His arrest must have come as a surprise. The first one, anyhow.
Police told him that he stalked his ex-girlfriend, 25-year-old Stephani Lawson.
They told him he violated a restraining order she had taken out of against him. They told him he threatened to kill her.
They told him he did all this via Facebook.
From September to December 2015, Tyler Parkervest was arrested four times, all stemming from these claims, the Orange County Register reported. He was charged with multiple felonies, according to a news release from the Orange County District Attorney’s Office in the US state of California.
Which must have first been confusing, given that Parkervest didn’t do any of it.
Then, it must have been frightening when his bail was raised to US$200,000 (NZ$280,000)last December and to pay it his grandparents had to offer their Irvine, California home for collateral.
Finally, police caught on.
From the beginning, Lawson had been alerting police to Parkervest’s supposed crimes. She filed eight police reports against him, claiming that he would drive by her home and that he threatened to kill not only her but her young daughter as well.
“Lawson alleged that the threats came from a Facebook account named ‘Tyler Parker,'” Orange County District Attorney Investigator Loren Dawson said.
Eventually, police discovered that the account didn’t actually belong to Parkervest, though it bore his likeness. Lawson, instead, had created it in a (mostly successful) attempt to frame her former boyfriend.
Last week, Lawson was convicted and sentenced to one year in jail after she “pleaded guilty to one felony count of false imprisonment by menace, violence, fraud, or deceit, and one felony count of perjury,” according to a statement from the Orange County DA.
Police grew suspicious of Lawson last May, when she testified during a preliminary hearing about some of the messages Parkervest had supposedly sent to her – one which included a particularly horrific claim.
“The Facebook messages threatened Lawson from testifying in court and one message stated a friend had fun raping Lawson’s daughter,” Dawson said.
But when she displayed screen grabs of the messages, some grew suspicious.
“One of my DA colleagues looked at it and said it doesn’t look right, and that triggered in our mind maybe we need to look into this further,” Deputy District Attorney Mark Geller told the City News Service.
So they launched a follow-up investigation in to these statements, obtaining search warrants for both Facebook and T-Mobile records.
Though they launched the investigation in May, it took “all summer” to access the records because the tech companies kept “kicking back” warrants, according to Geller.
“We had to go around and around with them all summer until we got the documents we needed,” he told the City News Service.
Finally, though, they received the records showing that Lawson wasn’t the victim. The threats had come from her own devices.
No, she wasn’t the victim at all. She was the perpetrator.
“The T-Mobile records showed that Lawson disguised herself as Parkervest with a similar Facebook account,” Dawson said. “Lawson sent herself numerous criminal threats from the phony ‘Tyler Parker’ Facebook account and reported to law enforcement that Parkervest sent her the messages.

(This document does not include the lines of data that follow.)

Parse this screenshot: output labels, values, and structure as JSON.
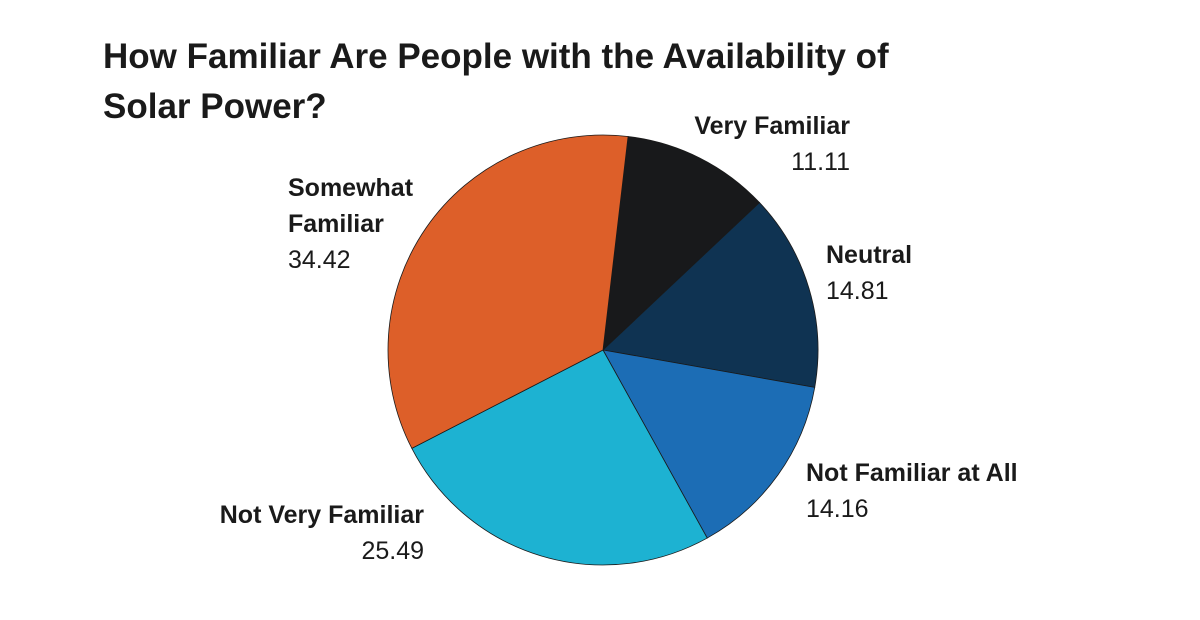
{
  "chart_data": {
    "type": "pie",
    "title": "How Familiar Are People with the Availability of Solar Power?",
    "categories": [
      "Very Familiar",
      "Neutral",
      "Not Familiar at All",
      "Not Very Familiar",
      "Somewhat Familiar"
    ],
    "values": [
      11.11,
      14.81,
      14.16,
      25.49,
      34.42
    ],
    "colors": [
      "#18191b",
      "#0f3352",
      "#1c6db5",
      "#1db2d2",
      "#dd5f29"
    ]
  }
}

Lawson had Parkervest arrested four times for crimes that he did not commit.”
She was arrested on Sept. 28 in her hometown of Las Vegas, and charges against Parkervest were dropped on Oct. 6, according to the Orange County DA.
Though the charges against Parkervest were eventually dropped, his story concluded with a sad coda. His grandparents, the same ones who offered their home as collateral for bail, attended each one of his court hearings.
There were many.
But his grandmother died before he was exonerated.
After his release, Parkervest moved to Texas with his grandfather.